10 tips help first-time homebuyers navigate sale

When buying your first home, brace yourself for disappointment, and keep your expectations in check.
When buying your first home, brace yourself for disappointment, and keep your expectations in check.

If all goes well, and so far it hasn't, congratulations may soon be in order. I'm about to be a house grandma. My daughter Paige, 25, and her long-term boyfriend, John, also 25 and a family fixture we have known since they rode the school bus together in ninth grade, are looking for their first house in College Station, Texas.

Paige is about to start vet school, while John gets his PhD in engineering. They are trying to buy a house with money they've saved, and a loan they have qualified for.

What the heck? My daughter qualified for a loan without me?

To date, they've submitted two offers, and lost out on both. Oh, real estate can be so cruel. They're working with a seasoned Realtor who is teaching them the ropes.

Meanwhile, I am on diaper pins and knitting needles, wringing my hands, pacing, waiting to find out which house I will be able to get my hands on and mold into my..., err, I mean, Paige's, dream house. Historically, when helping my kids with their living spaces, restraint has not been my forte. I'm working on this.

The first house they went for -- a house (circa 1940) that I could not wait to get to work on -- drew multiple offers. Paige and John offered $5,000 over the asking price and 20 percent down. They wrote the seller a letter that would have warmed the heart of a black mamba. The lending officer called the seller's agent to extol the couple's excellent qualifications. They lost out to an all-cash buyer.

A week later they put a bid on a slightly dilapidated ranch house with good fix-up potential in a good neighborhood. The house had languished on the market for more than 90 days. So they offered $10,000 under asking leaving room to negotiate. Darn if that same night another buyer didn't swoop in with a better offer, which the sellers accepted.

"What? How?" I asked, when Paige shared the bad news.

"I thought we had it," she said.

"I'd already drawn up a furniture plan and chosen paint colors," I said.

"We'll never get a house," she said.

House heartbreak is the worst.

Now, I'm completely consumed. Every day she sends me links to properties they're considering and asks my opinion. She calls six times a day, sometimes just to panic. (Where did she get that?) Although I'm states away, I try to help her divine the line between good potential and money pit.

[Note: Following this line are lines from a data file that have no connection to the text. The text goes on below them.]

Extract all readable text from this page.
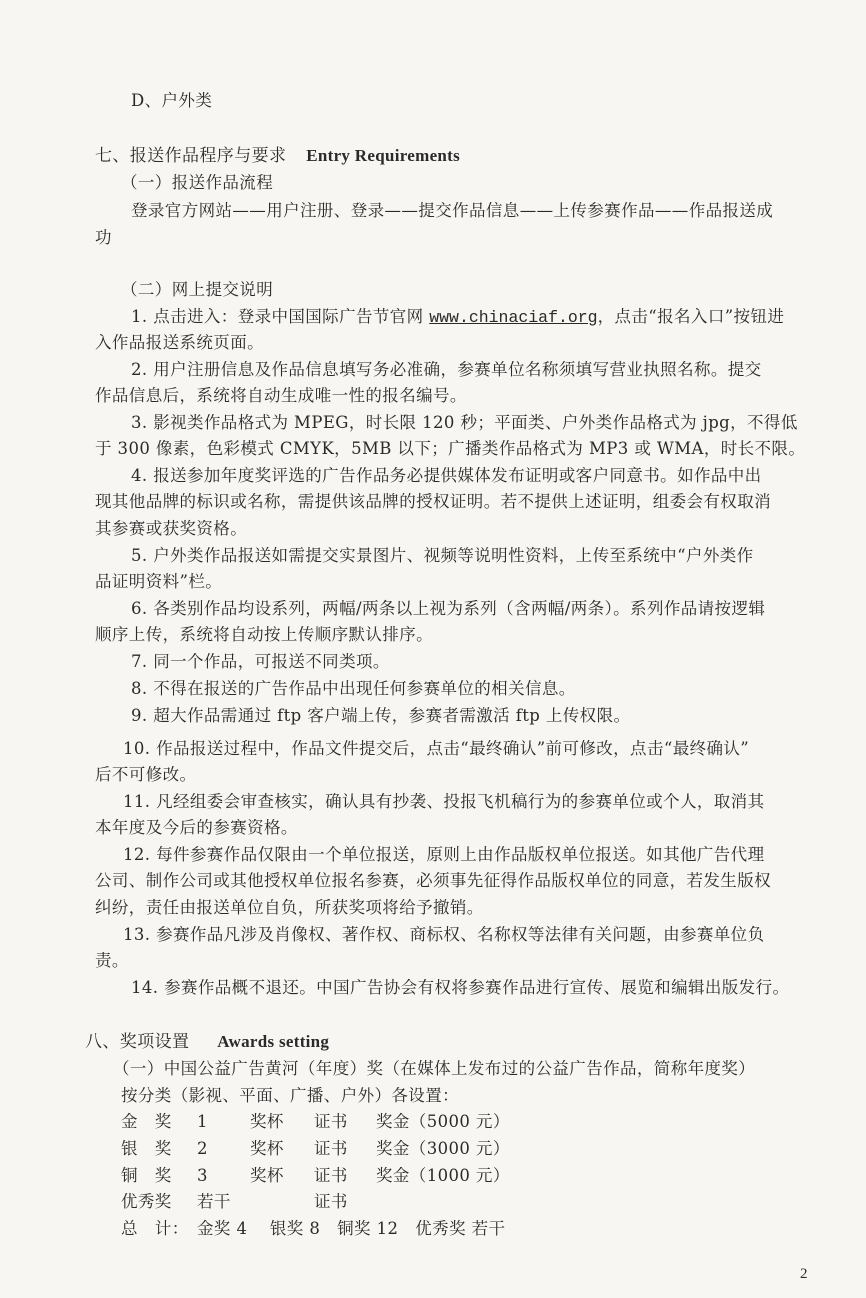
D、户外类
七、报送作品程序与要求 Entry Requirements
（一）报送作品流程
登录官方网站——用户注册、登录——提交作品信息——上传参赛作品——作品报送成
功
（二）网上提交说明
1. 点击进入：登录中国国际广告节官网 www.chinaciaf.org，点击“报名入口”按钮进
入作品报送系统页面。
2. 用户注册信息及作品信息填写务必准确，参赛单位名称须填写营业执照名称。提交
作品信息后，系统将自动生成唯一性的报名编号。
3. 影视类作品格式为 MPEG，时长限 120 秒；平面类、户外类作品格式为 jpg，不得低
于 300 像素，色彩模式 CMYK，5MB 以下；广播类作品格式为 MP3 或 WMA，时长不限。
4. 报送参加年度奖评选的广告作品务必提供媒体发布证明或客户同意书。如作品中出
现其他品牌的标识或名称，需提供该品牌的授权证明。若不提供上述证明，组委会有权取消
其参赛或获奖资格。
5. 户外类作品报送如需提交实景图片、视频等说明性资料，上传至系统中“户外类作
品证明资料”栏。
6. 各类别作品均设系列，两幅/两条以上视为系列（含两幅/两条）。系列作品请按逻辑
顺序上传，系统将自动按上传顺序默认排序。
7. 同一个作品，可报送不同类项。
8. 不得在报送的广告作品中出现任何参赛单位的相关信息。
9. 超大作品需通过 ftp 客户端上传，参赛者需激活 ftp 上传权限。
10. 作品报送过程中，作品文件提交后，点击“最终确认”前可修改，点击“最终确认”
后不可修改。
11. 凡经组委会审查核实，确认具有抄袭、投报飞机稿行为的参赛单位或个人，取消其
本年度及今后的参赛资格。
12. 每件参赛作品仅限由一个单位报送，原则上由作品版权单位报送。如其他广告代理
公司、制作公司或其他授权单位报名参赛，必须事先征得作品版权单位的同意，若发生版权
纠纷，责任由报送单位自负，所获奖项将给予撤销。
13. 参赛作品凡涉及肖像权、著作权、商标权、名称权等法律有关问题，由参赛单位负
责。
14. 参赛作品概不退还。中国广告协会有权将参赛作品进行宣传、展览和编辑出版发行。
八、奖项设置 Awards setting
（一）中国公益广告黄河（年度）奖（在媒体上发布过的公益广告作品，简称年度奖）
按分类（影视、平面、广播、户外）各设置：
金　奖 1	奖杯 证书 奖金（5000 元）
银　奖 2	奖杯 证书 奖金（3000 元）
铜　奖 3	奖杯 证书 奖金（1000 元）
优秀奖 若干	证书
总　计： 金奖 4　 银奖 8　铜奖 12　优秀奖 若干
2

I put on a brave face to Paige, but to calm my own expectant nerves, I ask Suzanne McMillan, a Nashville-based real estate agent who works with a lot of first-time buyers, what advice she'd give this young couple. She offered these 10 tips:

• Be realistic: You don't come out of college and buy your dream home. That takes time. Look for houses that aren't perfect but that have potential. Try to see past the mess to what could be, but don't get in over your head, she said.

• Remember, this isn't HGTV. For all the good home improvement shows have done, they have also done a disservice making renovations look too easy. "Many millennials think they can do anything because Chip and Joanna Gaines can. As a result, they are overconfident, and that can backfire," McMillan said.

• Don't buy too high. Aim for a house that's a little less than you can afford so you have some cushion. "New homebuyers often underestimate the cost of home ownership," she said. You need reserves to deal with the landscape, the broken water heater, and the squirrels in the attic.

• Know what you're up against. Sellers like first-time buyers because they come in without contingencies -- like another house to sell. However, they can prefer more established buyers who have owned real estate, have more credit, and can put more cash down. A good Realtor can help sell strengths and soften shortcomings.

• Don't be seduced by fancy finishes. Yes, the hardwood floors, the granite counters, the stainless-steel appliances and the farmhouse sink are fabulous, McMillan said, but you can always add those later. Instead value the unseen like a new roof, new HVAC system, new insulation, and new water heater.

• Know what can give and what can't. If the house is on tricky slope, or near a sink hole, or backs up to a junkyard or a prison, or has terrible schools, move on. Better to get a subpar house on a nice lot in a nice area than a fixed-up one in a bad spot.

• Don't buy perfect. Sure, the house might be turnkey ready, but you have no room to improve. If you buy a house that needs a little TLC, you can treat it as an investment.

• Play in your league. If you're constantly getting beat out in your price range by higher offers or all-cash buyers, try looking in a lower price range where you have more leverage.

• Write a letter. Sellers want to be good stewards of their houses and neighborhoods. Many want to know their house is going to someone who will love it and live in it, and not to an investor who just wants to fix it up and rent it out. Show them you will love it as they do.

• Be patient. If you lose out on the house you want, don't lose hope. Every day is a new market.

Syndicated columnist Marni Jameson is the author of three home and lifestyle books, including Downsizing the Family Home -- What to Save, What to Let Go (Sterling Publishing 2016).